What do programmers mean when they say, "Code against an interface, not an object."?

I've started the very long and arduous quest to learn and apply TDD to my workflow. I'm under the impression that TDD fits in very well with IoC principles.

After browsing some of TDD tagged questions here in SO, I read it's a good idea to program against interfaces, not objects.

Can you provide simple code examples of what this is, and how to apply it in real use cases? Simple examples is key for me (and other people wanting to learn) to grasp the concepts.


Solution 1:

Consider:

class MyClass
{
    //Implementation
    public void Foo() {}
}

class SomethingYouWantToTest
{
    public bool MyMethod(MyClass c)
    {
        //Code you want to test
        c.Foo();
    }
}

Because MyMethod accepts only a MyClass, if you want to replace MyClass with a mock object in order to unit test, you can't. Better is to use an interface:

interface IMyClass
{
    void Foo();
}

class MyClass : IMyClass
{
    //Implementation
    public void Foo() {}
}

class SomethingYouWantToTest
{
    public bool MyMethod(IMyClass c)
    {
        //Code you want to test
        c.Foo();
    }
}

Now you can test MyMethod, because it uses only an interface, not a particular concrete implementation. Then you can implement that interface to create any kind of mock or fake that you want for test purposes. There are even libraries like Rhino Mocks' Rhino.Mocks.MockRepository.StrictMock<T>(), which take any interface and build you a mock object on the fly.

Solution 2:

It's all a matter of intimacy. If you code to an implementation (a realized object) you are in a pretty intimate relationship with that "other" code, as a consumer of it. It means you have to know how to construct it (ie, what dependencies it has, possibly as constructor params, possibly as setters), when to dispose of it, and you probably can't do much without it.

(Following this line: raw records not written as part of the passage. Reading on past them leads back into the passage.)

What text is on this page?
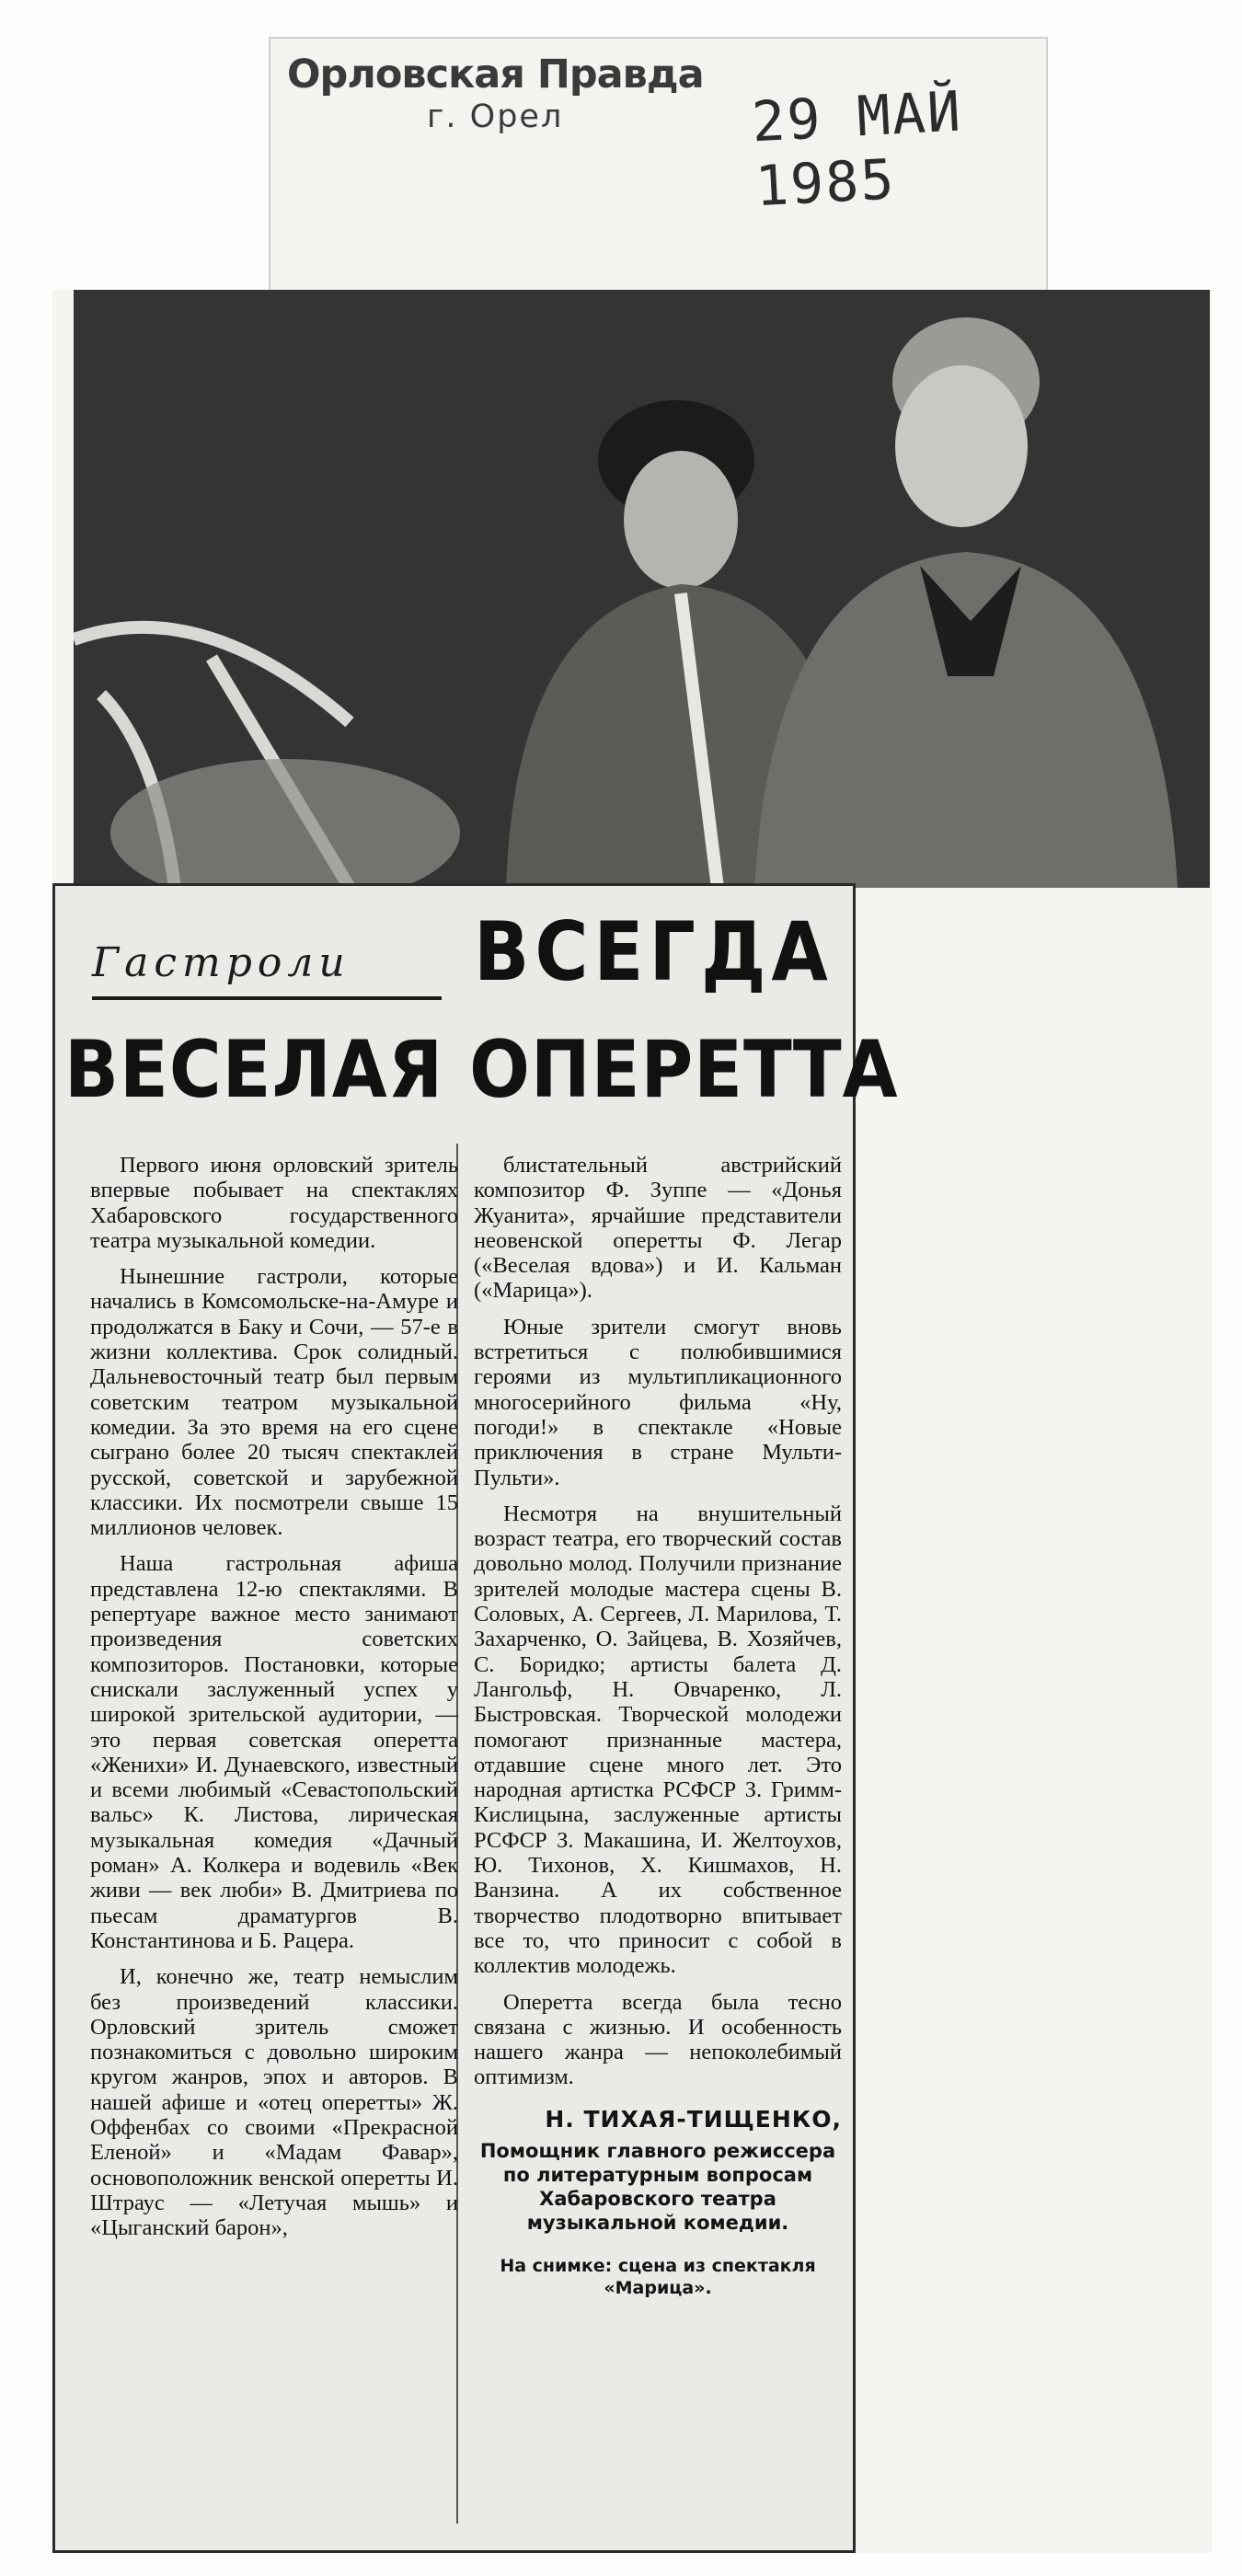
Орловская Правда
г. Орел	29 МАЙ 1985
Гастроли ВСЕГДА
ВЕСЕЛАЯ ОПЕРЕТТА

Первого июня орловский зритель впервые побывает на спектаклях Хабаровского государственного театра музыкальной комедии.

Нынешние гастроли, которые начались в Комсомольске-на-Амуре и продолжатся в Баку и Сочи, — 57-е в жизни коллектива. Срок солидный. Дальневосточный театр был первым советским театром музыкальной комедии. За это время на его сцене сыграно более 20 тысяч спектаклей русской, советской и зарубежной классики. Их посмотрели свыше 15 миллионов человек.

Наша гастрольная афиша представлена 12-ю спектаклями. В репертуаре важное место занимают произведения советских композиторов. Постановки, которые снискали заслуженный успех у широкой зрительской аудитории, — это первая советская оперетта «Женихи» И. Дунаевского, известный и всеми любимый «Севастопольский вальс» К. Листова, лирическая музыкальная комедия «Дачный роман» А. Колкера и водевиль «Век живи — век люби» В. Дмитриева по пьесам драматургов В. Константинова и Б. Рацера.

И, конечно же, театр немыслим без произведений классики. Орловский зритель сможет познакомиться с довольно широким кругом жанров, эпох и авторов. В нашей афише и «отец оперетты» Ж. Оффенбах со своими «Прекрасной Еленой» и «Мадам Фавар», основоположник венской оперетты И. Штраус — «Летучая мышь» и «Цыганский барон»,

блистательный австрийский композитор Ф. Зуппе — «Донья Жуанита», ярчайшие представители неовенской оперетты Ф. Легар («Веселая вдова») и И. Кальман («Марица»).

Юные зрители смогут вновь встретиться с полюбившимися героями из мультипликационного многосерийного фильма «Ну, погоди!» в спектакле «Новые приключения в стране Мульти-Пульти».

Несмотря на внушительный возраст театра, его творческий состав довольно молод. Получили признание зрителей молодые мастера сцены В. Соловых, А. Сергеев, Л. Марилова, Т. Захарченко, О. Зайцева, В. Хозяйчев, С. Боридко; артисты балета Д. Лангольф, Н. Овчаренко, Л. Быстровская. Творческой молодежи помогают признанные мастера, отдавшие сцене много лет. Это народная артистка РСФСР З. Гримм-Кислицына, заслуженные артисты РСФСР З. Макашина, И. Желтоухов, Ю. Тихонов, Х. Кишмахов, Н. Ванзина. А их собственное творчество плодотворно впитывает все то, что приносит с собой в коллектив молодежь.

Оперетта всегда была тесно связана с жизнью. И особенность нашего жанра — непоколебимый оптимизм.

Н. ТИХАЯ-ТИЩЕНКО,
Помощник главного режиссера по литературным вопросам Хабаровского театра музыкальной комедии.
На снимке: сцена из спектакля «Марица».
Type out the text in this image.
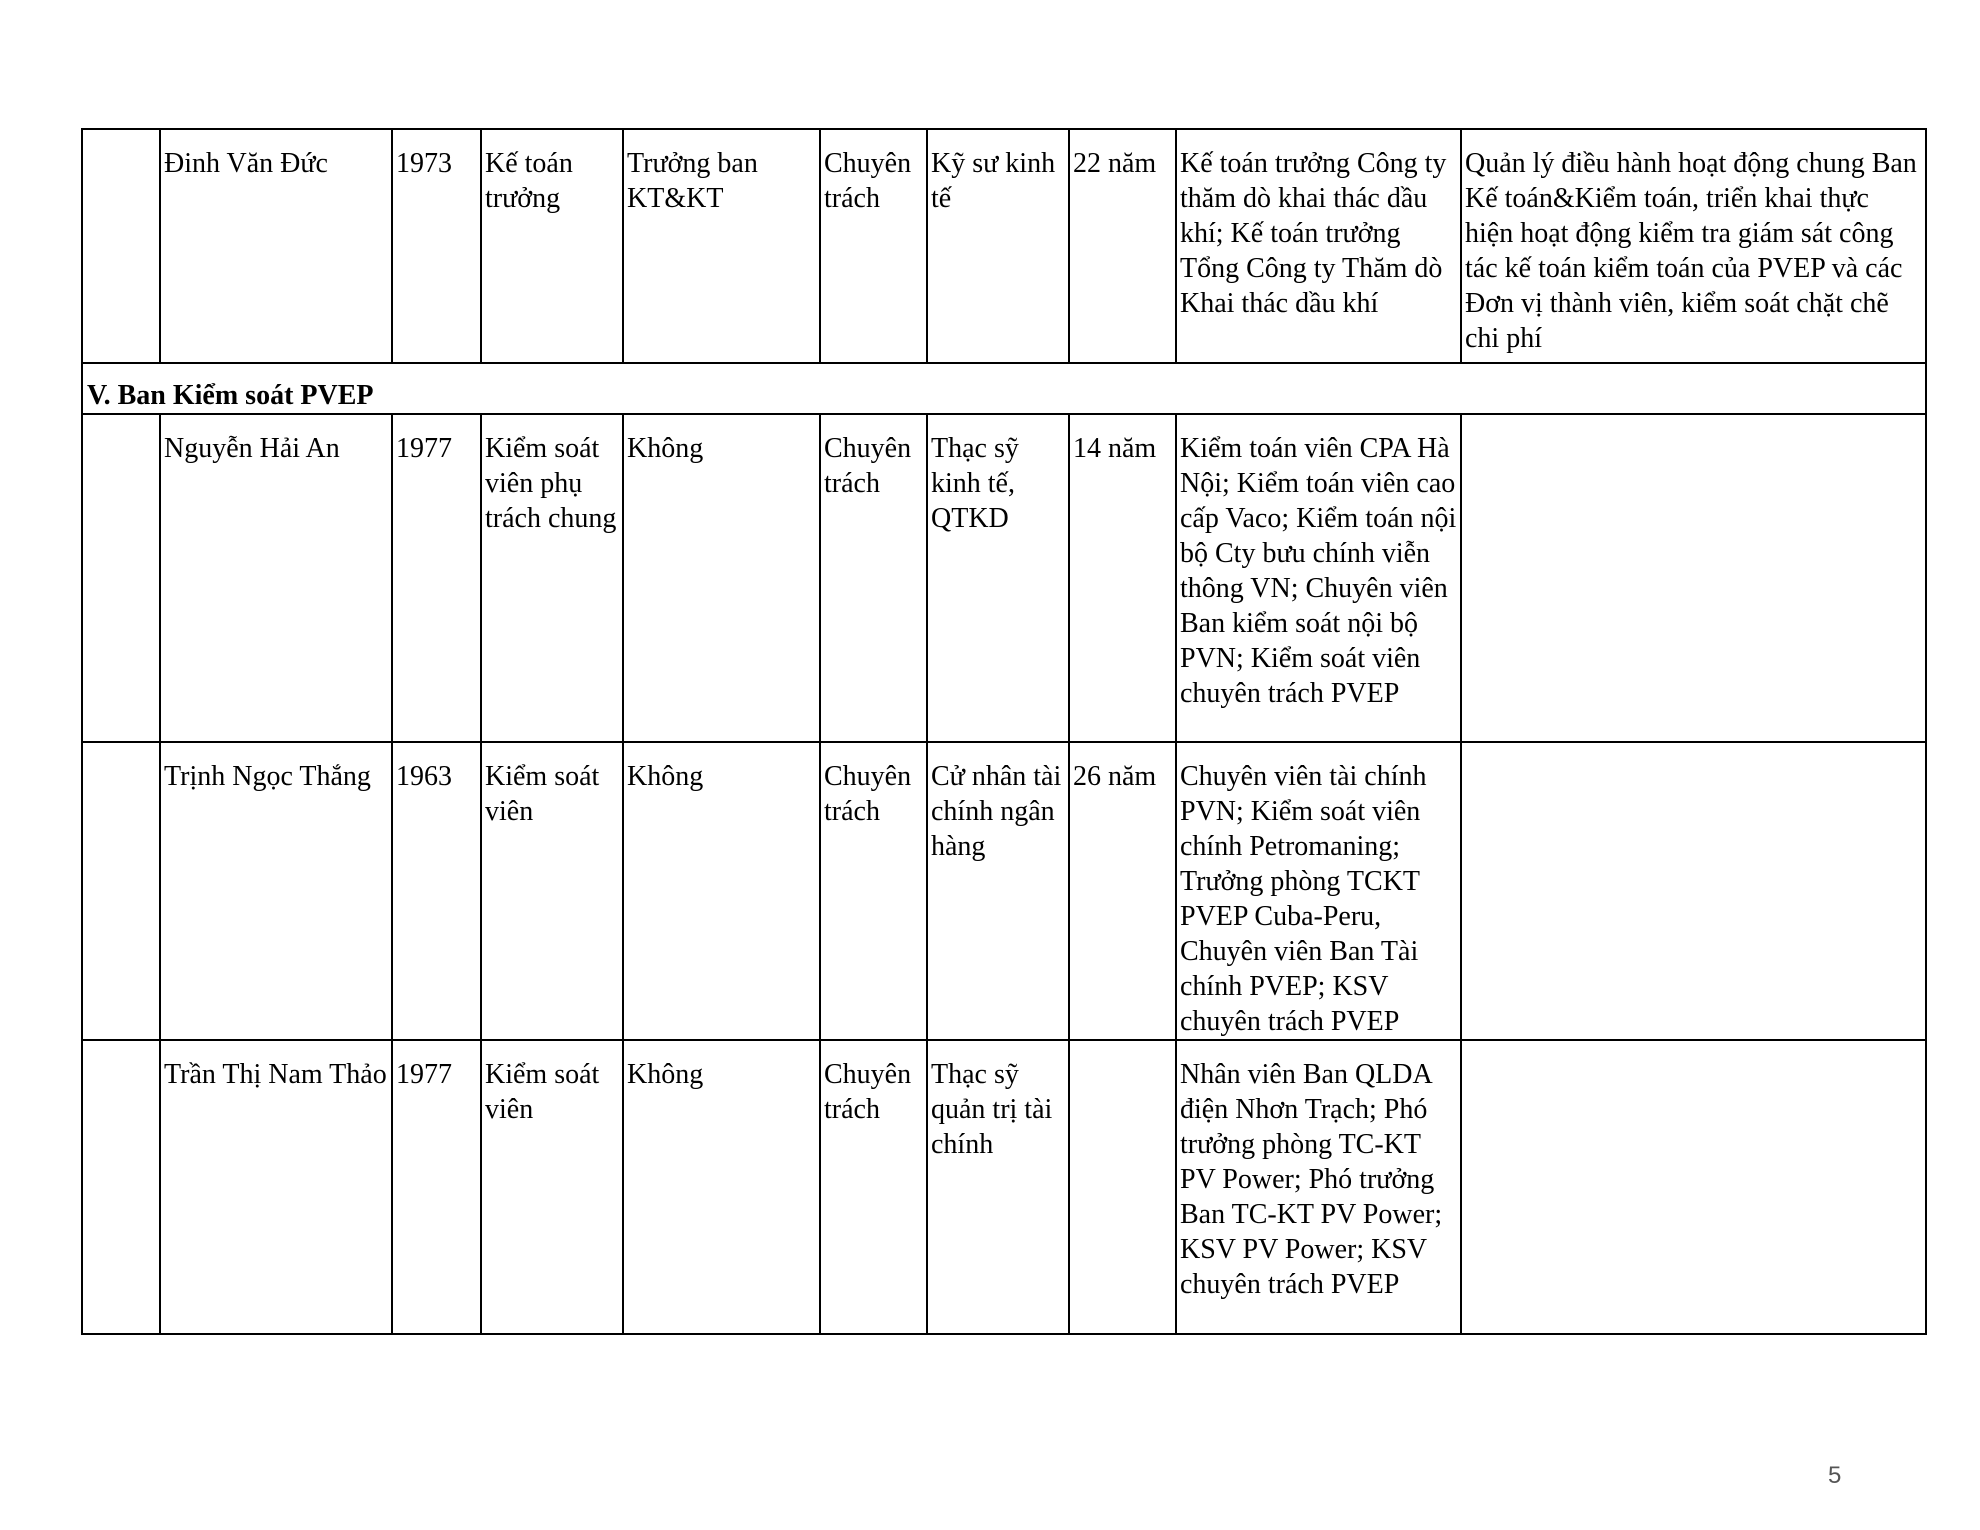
	Đinh Văn Đức	1973	Kế toán trưởng	Trưởng ban KT&KT	Chuyên trách	Kỹ sư kinh tế	22 năm	Kế toán trưởng Công ty thăm dò khai thác dầu khí; Kế toán trưởng Tổng Công ty Thăm dò Khai thác dầu khí	Quản lý điều hành hoạt động chung Ban Kế toán&Kiểm toán, triển khai thực hiện hoạt động kiểm tra giám sát công tác kế toán kiểm toán của PVEP và các Đơn vị thành viên, kiểm soát chặt chẽ chi phí
V. Ban Kiểm soát PVEP									
	Nguyễn Hải An	1977	Kiểm soát viên phụ trách chung	Không	Chuyên trách	Thạc sỹ kinh tế, QTKD	14 năm	Kiểm toán viên CPA Hà Nội; Kiểm toán viên cao cấp Vaco; Kiểm toán nội bộ Cty bưu chính viễn thông VN; Chuyên viên Ban kiểm soát nội bộ PVN; Kiểm soát viên chuyên trách PVEP	
	Trịnh Ngọc Thắng	1963	Kiểm soát viên	Không	Chuyên trách	Cử nhân tài chính ngân hàng	26 năm	Chuyên viên tài chính PVN; Kiểm soát viên chính Petromaning; Trưởng phòng TCKT PVEP Cuba-Peru, Chuyên viên Ban Tài chính PVEP; KSV chuyên trách PVEP	
	Trần Thị Nam Thảo	1977	Kiểm soát viên	Không	Chuyên trách	Thạc sỹ quản trị tài chính		Nhân viên Ban QLDA điện Nhơn Trạch; Phó trưởng phòng TC-KT PV Power; Phó trưởng Ban TC-KT PV Power; KSV PV Power; KSV chuyên trách PVEP	
5
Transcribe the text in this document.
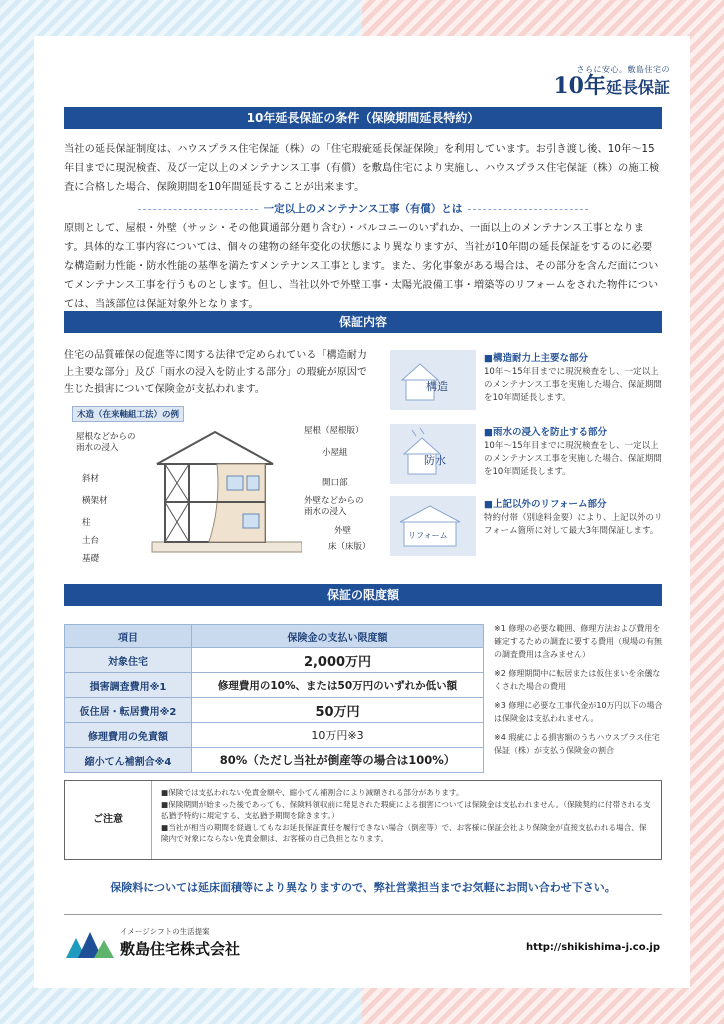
さらに安心。敷島住宅の
10年延長保証
10年延長保証の条件（保険期間延長特約）
当社の延長保証制度は、ハウスプラス住宅保証（株）の「住宅瑕疵延長保証保険」を利用しています。お引き渡し後、10年～15年目までに現況検査、及び一定以上のメンテナンス工事（有償）を敷島住宅により実施し、ハウスプラス住宅保証（株）の施工検査に合格した場合、保険期間を10年間延長することが出来ます。
一定以上のメンテナンス工事（有償）とは
原則として、屋根・外壁（サッシ・その他貫通部分廻り含む）・バルコニーのいずれか、一面以上のメンテナンス工事となります。具体的な工事内容については、個々の建物の経年変化の状態により異なりますが、当社が10年間の延長保証をするのに必要な構造耐力性能・防水性能の基準を満たすメンテナンス工事とします。また、劣化事象がある場合は、その部分を含んだ面についてメンテナンス工事を行うものとします。但し、当社以外で外壁工事・太陽光設備工事・増築等のリフォームをされた物件については、当該部位は保証対象外となります。
保証内容
住宅の品質確保の促進等に関する法律で定められている「構造耐力上主要な部分」及び「雨水の浸入を防止する部分」の瑕疵が原因で生じた損害について保険金が支払われます。
木造（在来軸組工法）の例
屋根などからの
雨水の浸入
斜材
横架材
柱
土台
基礎
屋根（屋根版）
小屋組
開口部
外壁などからの
雨水の浸入
外壁
床（床版）
構造
■構造耐力上主要な部分
10年～15年目までに現況検査をし、一定以上のメンテナンス工事を実施した場合、保証期間を10年間延長します。
防水
■雨水の浸入を防止する部分
10年～15年目までに現況検査をし、一定以上のメンテナンス工事を実施した場合、保証期間を10年間延長します。
リフォーム
■上記以外のリフォーム部分
特約付帯（別途料金要）により、上記以外のリフォーム箇所に対して最大3年間保証します。
保証の限度額
項目	保険金の支払い限度額
対象住宅	2,000万円
損害調査費用※1	修理費用の10%、または50万円のいずれか低い額
仮住居・転居費用※2	50万円
修理費用の免責額	10万円※3
縮小てん補割合※4	80%（ただし当社が倒産等の場合は100%）
※1 修理の必要な範囲、修理方法および費用を確定するための調査に要する費用（現場の有無の調査費用は含みません）
※2 修理期間中に転居または仮住まいを余儀なくされた場合の費用
※3 修理に必要な工事代金が10万円以下の場合は保険金は支払われません。
※4 瑕疵による損害額のうちハウスプラス住宅保証（株）が支払う保険金の割合
ご注意
■保険では支払われない免責金額や、縮小てん補割合により減額される部分があります。
■保険期間が始まった後であっても、保険料領収前に発見された瑕疵による損害については保険金は支払われません。（保険契約に付帯される支払猶予特約に規定する、支払猶予期間を除きます。）
■当社が相当の期間を経過してもなお延長保証責任を履行できない場合（倒産等）で、お客様に保証会社より保険金が直接支払われる場合、保険内で対象にならない免責金額は、お客様の自己負担となります。
保険料については延床面積等により異なりますので、弊社営業担当までお気軽にお問い合わせ下さい。
イメージシフトの生活提案
敷島住宅株式会社	http://shikishima-j.co.jp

An interface in front of the realized object lets you do a few things -

  1. For one you can/should leverage a factory to construct instances of the object. IOC containers do this very well for you, or you can make your own. With construction duties outside of your responsibility, your code can just assume it is getting what it needs. On the other side of the factory wall, you can either construct real instances, or mock instances of the class. In production you would use real of course, but for testing, you may want to create stubbed or dynamically mocked instances to test various system states without having to run the system.
  2. You don't have to know where the object is. This is useful in distributed systems where the object you want to talk to may or may not be local to your process or even system. If you ever programmed Java RMI or old skool EJB you know the routine of "talking to the interface" that was hiding a proxy that did the remote networking and marshalling duties that your client didn't have to care about. WCF has a similar philosophy of "talk to the interface" and let the system determine how to communicate with the target object/service.

** UPDATE ** There was a request for an example of an IOC Container (Factory). There are many out there for pretty much all platforms, but at their core they work like this:

  1. You initialize the container on your applications startup routine. Some frameworks do this via config files or code or both.

  2. You "Register" the implementations that you want the container to create for you as a factory for the interfaces they implement (eg: register MyServiceImpl for the Service interface). During this registration process there is typically some behavioral policy you can provide such as if a new instance is created each time or a single(ton) instance is used

  3. When the container creates objects for you, it injects any dependencies into those objects as part of the creation process (ie, if your object depends on another interface, an implementation of that interface is in turn provided and so on).

Pseudo-codishly it could look like this:

IocContainer container = new IocContainer();

//Register my impl for the Service Interface, with a Singleton policy
container.RegisterType(Service, ServiceImpl, LifecyclePolicy.SINGLETON);

//Use the container as a factory
Service myService = container.Resolve<Service>();

//Blissfully unaware of the implementation, call the service method.